Life is about perfection. Every incident that happens, no matter how colossal or small, and every hardship that we endure is an aspect of a divine plan that works to that end. Struggle is intrinsic to being human. That is why it says in the Qur’an, Certainly we will show Our ways to those who struggle on Our way. There is no such thing as coincidence in God’s scheme. And it was no coincidence that Shams of Tabriz crossed my path on that day in October almost two years ago.

“I didn’t come to you because of the wind,” Shams had said.

And then he had told me a story.

Once there was a Sufi master who was so knowledgeable that he had been given the breath of Jesus. He had only one student, and he was quite happy with what he was given. But his disciple was of a different mind. In his desire to see everyone else marvel at the powers of his master, he kept begging him to take on more followers.

“All right,” the master finally agreed. “If it will make you happy, I’ll do as you say.”

They went to the market that day. In one of the stalls, there were bird-shaped candies. As soon as the master blew upon them, the birds came alive and flew away with the wind. Speechless, the townspeople immediately gathered around him with admiration. From that day on, everyone in town was singing the master’s praises. Soon there were so many followers and admirers around him that his old disciple couldn’t see him much anymore.

“Oh, Master, I was wrong. It was much better in the old days,” the disciple moaned forlornly. “Do something. Make them all go away, please.”

“All right. If it will make you happy, I’ll shoo them away.”

The next day while he was preaching, the master broke wind. His followers were appalled. One by one, they turned and walked away from him. Only his old disciple remained.

“Why didn’t you leave with the others?” the master asked.

And the disciple answered, “I didn’t come to you because of the first wind, nor would I leave you because of the last.”
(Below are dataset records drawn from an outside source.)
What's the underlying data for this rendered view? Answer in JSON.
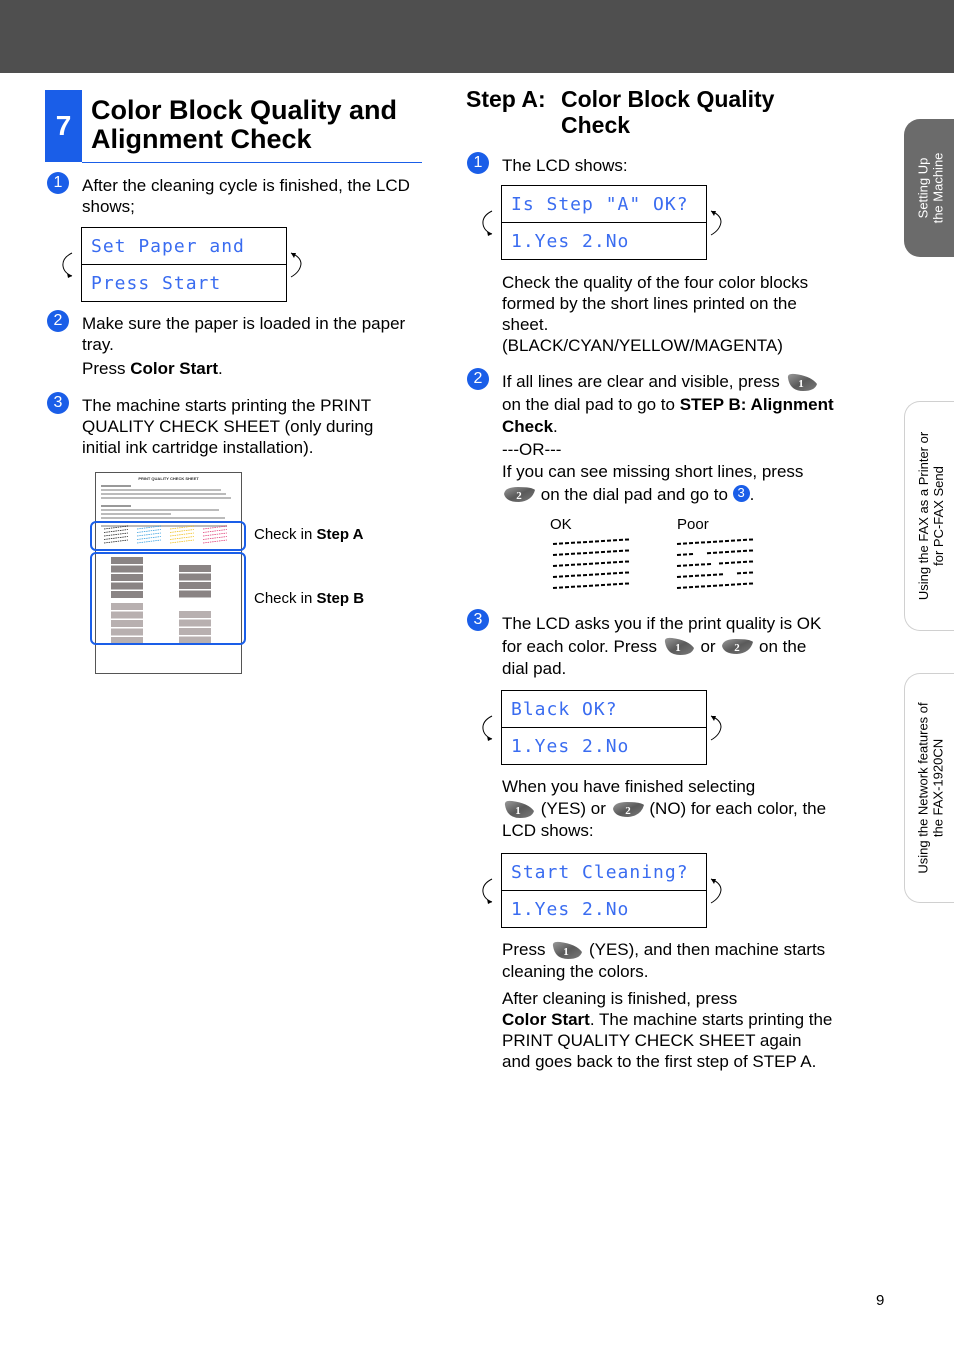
{
  "header": {
    "bar_color": "#4f4f4f"
  },
  "section": {
    "number": "7",
    "title_line1": "Color Block Quality and",
    "title_line2": "Alignment Check",
    "accent": "#1a5ee8"
  },
  "left": {
    "step1": {
      "num": "1",
      "text1": "After the cleaning cycle is finished, the LCD",
      "text2": "shows;"
    },
    "lcd1": {
      "line1": "Set Paper and",
      "line2": "Press Start"
    },
    "step2": {
      "num": "2",
      "text1": "Make sure the paper is loaded in the paper",
      "text2": "tray.",
      "press_prefix": "Press ",
      "press_bold": "Color Start",
      "press_suffix": "."
    },
    "step3": {
      "num": "3",
      "text1": "The machine starts printing the PRINT",
      "text2": "QUALITY CHECK SHEET (only during",
      "text3": "initial ink cartridge installation)."
    },
    "figure": {
      "sheet_title": "PRINT QUALITY CHECK SHEET",
      "label_a_prefix": "Check in ",
      "label_a_bold": "Step A",
      "label_b_prefix": "Check in ",
      "label_b_bold": "Step B",
      "ink_colors": [
        "#222222",
        "#3aa0e0",
        "#f0c020",
        "#e0407a"
      ]
    }
  },
  "right": {
    "heading": {
      "prefix": "Step A:",
      "title_line1": "Color Block Quality",
      "title_line2": "Check"
    },
    "step1": {
      "num": "1",
      "text": "The LCD shows:"
    },
    "lcd1": {
      "line1": "Is Step \"A\" OK?",
      "line2": "1.Yes 2.No"
    },
    "check_text": {
      "line1": "Check the quality of the four color blocks",
      "line2": "formed by the short lines printed on the",
      "line3": "sheet.",
      "line4": "(BLACK/CYAN/YELLOW/MAGENTA)"
    },
    "step2": {
      "num": "2",
      "line1": "If all lines are clear and visible, press",
      "line2_prefix": "on the dial pad to go to ",
      "line2_bold": "STEP B: Alignment",
      "line3_bold": "Check",
      "line3_suffix": ".",
      "or": "---OR---",
      "line5": "If you can see missing short lines, press",
      "line6": "on the dial pad and go to",
      "goto_num": "3"
    },
    "samples": {
      "ok_label": "OK",
      "poor_label": "Poor"
    },
    "step3": {
      "num": "3",
      "line1": "The LCD asks you if the print quality is OK",
      "line2_prefix": "for each color. Press",
      "or": "or",
      "line2_suffix": "on the",
      "line3": "dial pad."
    },
    "lcd2": {
      "line1": "Black OK?",
      "line2": "1.Yes 2.No"
    },
    "finished": {
      "line1": "When you have finished selecting",
      "yes": "(YES) or",
      "no": "(NO) for each color, the",
      "line3": "LCD shows:"
    },
    "lcd3": {
      "line1": "Start Cleaning?",
      "line2": "1.Yes 2.No"
    },
    "press": {
      "prefix": "Press",
      "suffix": "(YES), and then machine starts",
      "line2": "cleaning the colors."
    },
    "after": {
      "line1": "After cleaning is finished, press",
      "line2_bold": "Color Start",
      "line2_rest": ". The machine starts printing the",
      "line3": "PRINT QUALITY CHECK SHEET again",
      "line4": "and goes back to the first step of STEP A."
    },
    "keys": {
      "one": "1",
      "two": "2"
    }
  },
  "side_tabs": [
    {
      "line1": "Setting Up",
      "line2": "the Machine",
      "active": true
    },
    {
      "line1": "Using the FAX as a Printer or",
      "line2": "for PC-FAX Send",
      "active": false
    },
    {
      "line1": "Using the Network features of",
      "line2": "the FAX-1920CN",
      "active": false
    }
  ],
  "page_number": "9"
}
Everything Shams did, he did for my perfection. This is what the townspeople could never understand. Shams deliberately fanned the flames of gossip, touched raw nerves, and spoke words that sounded like blasphemy to ordinary ears, shocking and provoking people, even those who loved him. He threw my books into water, forcing me to unlearn all that I knew. Though everyone had heard that he was critical of sheikhs and scholars, very few people knew how capable of tafsir he was. Shams had deep knowledge in alchemy, astrology, astronomy, theology, philosophy, and logic, but he kept his knowledge hidden from ignorant eyes. Though he was a faqih, he acted as if he were a faqir.

He opened our doors to a prostitute and made us share our food with her. He sent me to the tavern and encouraged me to talk to drunks. Once he made me beg across from the mosque where I used to preach, forcing me to put myself in the shoes of a leper beggar. He cut me off first from my admirers, then from the ruling elite, bringing me in touch with the common people. Thanks to him I came to know persons I would have otherwise never met. In his belief that all idols that stood between the individual and God had to be demolished, including fame, wealth, rank, and even religion, Shams cut loose all the moorings that tied me to life as I knew it. Wherever he saw any kind of mental boundary, a prejudice or a taboo, he took the bull by the horns and confronted it.